I could successfully launch the TRTIS, and I also saw the status of output which showed “READY” as below:
I0415 02:43:44.019434 1 server.cc:570]
+-------------------------------+---------+--------+
| Model | Version | Status |
+-------------------------------+---------+--------+
| densenet_onnx | 1 | READY |
+-------------------------------+---------+--------+
I checked this command as well:
$ curl -v localhost:8000/v2/health/ready
* Trying 127.0.0.1:8000...
* TCP_NODELAY set
* Connected to localhost (127.0.0.1) port 8000 (#0)
> GET /v2/health/ready HTTP/1.1
> Host: localhost:8000
> User-Agent: curl/7.68.0
> Accept: */*
>
* Mark bundle as not supporting multiuse
< HTTP/1.1 200 OK
< Content-Length: 0
< Content-Type: text/plain
<
* Connection #0 to host localhost left intact
The weird thing is that there was nothing by this command below:
$curl localhost:8000/api/status
I think normally it should be print the information of model, no?
Whereas, I cannot see any information.
In addition, in order to test whether Triton can update the model immediately, so I move the model folder outside of model_repository (Or move back to the model_repository), but it did not happen anything. In general, it should print something like “unload” or “Load” the model information on the terminal.
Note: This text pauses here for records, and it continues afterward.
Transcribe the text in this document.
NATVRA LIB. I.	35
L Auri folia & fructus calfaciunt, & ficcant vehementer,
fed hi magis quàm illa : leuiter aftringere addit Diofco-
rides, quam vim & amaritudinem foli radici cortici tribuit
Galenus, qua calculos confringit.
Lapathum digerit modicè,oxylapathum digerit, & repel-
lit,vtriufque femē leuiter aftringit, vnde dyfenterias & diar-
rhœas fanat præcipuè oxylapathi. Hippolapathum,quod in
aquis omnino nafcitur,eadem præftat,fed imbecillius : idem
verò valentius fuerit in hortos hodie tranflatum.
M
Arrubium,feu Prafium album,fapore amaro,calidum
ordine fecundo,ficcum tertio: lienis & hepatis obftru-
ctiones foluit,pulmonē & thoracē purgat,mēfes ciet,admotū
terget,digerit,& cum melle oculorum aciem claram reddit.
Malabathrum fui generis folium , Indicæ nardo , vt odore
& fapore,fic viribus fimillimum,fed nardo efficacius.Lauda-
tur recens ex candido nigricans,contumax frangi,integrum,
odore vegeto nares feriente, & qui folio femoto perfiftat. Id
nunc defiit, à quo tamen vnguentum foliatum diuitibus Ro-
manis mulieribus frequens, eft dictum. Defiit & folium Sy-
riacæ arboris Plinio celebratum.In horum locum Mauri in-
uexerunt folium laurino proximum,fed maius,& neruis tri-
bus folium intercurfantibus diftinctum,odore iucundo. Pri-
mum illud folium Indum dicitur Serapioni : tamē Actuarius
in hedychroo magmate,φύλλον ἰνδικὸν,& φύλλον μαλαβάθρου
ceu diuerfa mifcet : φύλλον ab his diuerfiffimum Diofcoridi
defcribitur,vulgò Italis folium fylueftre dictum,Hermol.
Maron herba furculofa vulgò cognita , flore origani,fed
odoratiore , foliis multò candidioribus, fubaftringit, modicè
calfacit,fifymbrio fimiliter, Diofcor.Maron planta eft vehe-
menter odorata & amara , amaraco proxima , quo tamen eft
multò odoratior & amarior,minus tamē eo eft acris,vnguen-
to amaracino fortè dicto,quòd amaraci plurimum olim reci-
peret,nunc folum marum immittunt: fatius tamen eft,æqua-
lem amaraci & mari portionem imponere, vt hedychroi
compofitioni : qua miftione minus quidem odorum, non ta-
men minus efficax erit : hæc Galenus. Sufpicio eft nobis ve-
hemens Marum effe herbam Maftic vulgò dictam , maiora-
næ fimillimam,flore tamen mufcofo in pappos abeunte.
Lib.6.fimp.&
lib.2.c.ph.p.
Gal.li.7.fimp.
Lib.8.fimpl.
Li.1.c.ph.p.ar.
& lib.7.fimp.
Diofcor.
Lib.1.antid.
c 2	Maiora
Although I cannot check the model information via localhost:8000/api/status
, I can implement the example and get the results that it can prove the model which can load correctly initially and server works)
Example output:
$ /workspace/install/bin/image_client -m densenet_onnx -c 3 -s INCEPTION /workspace/images/mug.jpg
Request 0, batch size 1
Image '/workspace/images/mug.jpg':
15.349566 (504) = COFFEE MUG
13.227467 (968) = CUP
10.424896 (505) = COFFEEPOT
Triton Information
My tirton version was using 21.03 and this was pulled from NGC.
To Reproduce
docker run --rm --gpus all \
--shm-size=1g \
--ulimit memlock=-1 \
--ulimit stack=67108864 \
-p 8000:8000 -p 8001:8001 -p 8002:8002 \
--name trt_serving2103_server \
-v /hoem/model_repository:/models \
nvcr.io/nvidia/tritonserver:21.03-py3 \
tritonserver --model-repository=/models
model was using densenet_onnx
which was downloaded from example.
Expected behavior
- I can check the information via
localhost:8000/api/status
- It can change or update the model without closing the server. (This is very important feature for TRTIS.)